Express logo, 2005–2010
Express logo, 2005–2010

“People who are new in town,” said Jill Cacic, the team’s Vice President of Public Relations and Communications, “they may see the Round Rock Express and think we’re a newspaper or a train company or a transportation company or something like that.”

Mascot Spike (like a railroad spike) with fans at a game.
Mascot Spike (like a railroad spike) with fans at a game.

To help spread the word that they’re a baseball team and not some other company, the team rewards fans for wearing Express gear when they’re out and about on the town. “We have an initiative locally where if you’re caught wearing Express gear in public … it’s good for two free tickets to a future game,” Cacic said.

By now, though, there shouldn’t be too much confusion over who the Express are. They’ve been around since 2005, moving to Texas from Canada after playing as the Edmonton Trappers from 1981 to 2004. (It was a bad time for baseball in Canada, as the Trappers were an Expos affiliate, but that changed after 2004, when both teams left for cities to the south.) The Trappers were purchased in 2003 by the RSR Sports group, which purchased the team with the intention of moving it to Round Rock. RSR Sports is named for its principals, Hall of Fame pitcher Nolan Ryan, business person Don Sanders, and Nolan’s son Reid Ryan.

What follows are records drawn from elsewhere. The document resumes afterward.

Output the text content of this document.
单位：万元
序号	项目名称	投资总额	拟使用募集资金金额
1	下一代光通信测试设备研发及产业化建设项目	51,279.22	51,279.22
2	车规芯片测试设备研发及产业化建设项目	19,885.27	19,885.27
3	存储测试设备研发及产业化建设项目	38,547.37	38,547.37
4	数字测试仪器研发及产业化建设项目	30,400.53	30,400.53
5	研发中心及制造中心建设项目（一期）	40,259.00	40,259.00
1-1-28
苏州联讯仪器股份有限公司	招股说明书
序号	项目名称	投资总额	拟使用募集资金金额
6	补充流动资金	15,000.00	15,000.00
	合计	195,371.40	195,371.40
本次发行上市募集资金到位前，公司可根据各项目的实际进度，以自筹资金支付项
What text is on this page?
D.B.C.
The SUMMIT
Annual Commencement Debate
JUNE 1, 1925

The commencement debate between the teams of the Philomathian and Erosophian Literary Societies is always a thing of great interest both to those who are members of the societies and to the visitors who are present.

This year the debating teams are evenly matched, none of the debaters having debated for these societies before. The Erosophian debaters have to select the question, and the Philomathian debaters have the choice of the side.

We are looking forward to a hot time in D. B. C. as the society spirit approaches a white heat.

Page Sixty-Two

The fact that the team is partially owned by one of the biggest names in baseball history, and that his nickname from his playing days sounds an awful lot like something to do with trains is a lucky coincidence—and one the team would have been crazy to ignore when naming the team.

“The name comes from Nolan Ryan, who is one of our principal owners and he was the Ryan Express when he was playing,” Cacic said. “There’s also a train that runs right by the stadium, so it was a natural fit.”


Being that the Express play in Texas, where Nolan Ryan played roughly half of his 27-year career with the Astros and the Rangers, you can forgive Round Rock Express spokespeople for making bold claims about their owner.

“We have the luxury of having, you know, the greatest pitcher in all of baseball to be one of our owners,” Cacic continued, “so it’s something that’s easy to pull from.”

Indeed, Nolan Ryan holds Major League records with 5,714 career strikeouts and seven career no-hitters, plus his 383 strikeouts in 1973 is the most in a single season in the live ball era. But in terms of best pitcher ever, the likes of Bob Gibson, Pedro Martinez, Randy Johnson, Greg Maddux, Sandy Koufax, and Dazzy Vance might raise their eyebrows at that claim. (Unresolvable baseball debate alert! Who’s the best pitcher in baseball history? While you’re at it, should Pete Rose be in the Hall of Fame and is the designated hitter good for the sport?)


The current logo, designed by Dan Simon of Studio Simon and adopted in 2011, prominently features a cow catcher and an eye-catching detail that combines baseball and trains.

“If you look at the primary logo, there’s a baseball,” Cacic said. “I always think of it as the light on the front of the train.”

Express-AltThe cow catcher and headlamp are particular of note for trains in Round Rock because of a unique feature of an early train to frequent the city. One of the first lines to run out of Round Rock was to nearby Georgetown, where there was nowhere for the train to turn around, so the train had to make the return trip backwards. According to The Railroads of Roundrock, “To facilitate this process, the ‘J.J. Dimmitt’ was outfitted with cow-catchers and headlamps on both ends.”

With a name that draws from baseball royalty and a logo that explores their hometown’s ties to the railroad industry, the Round Rock Express have a strong logo and two converging backstories that make it one of the more fun identities in the minors.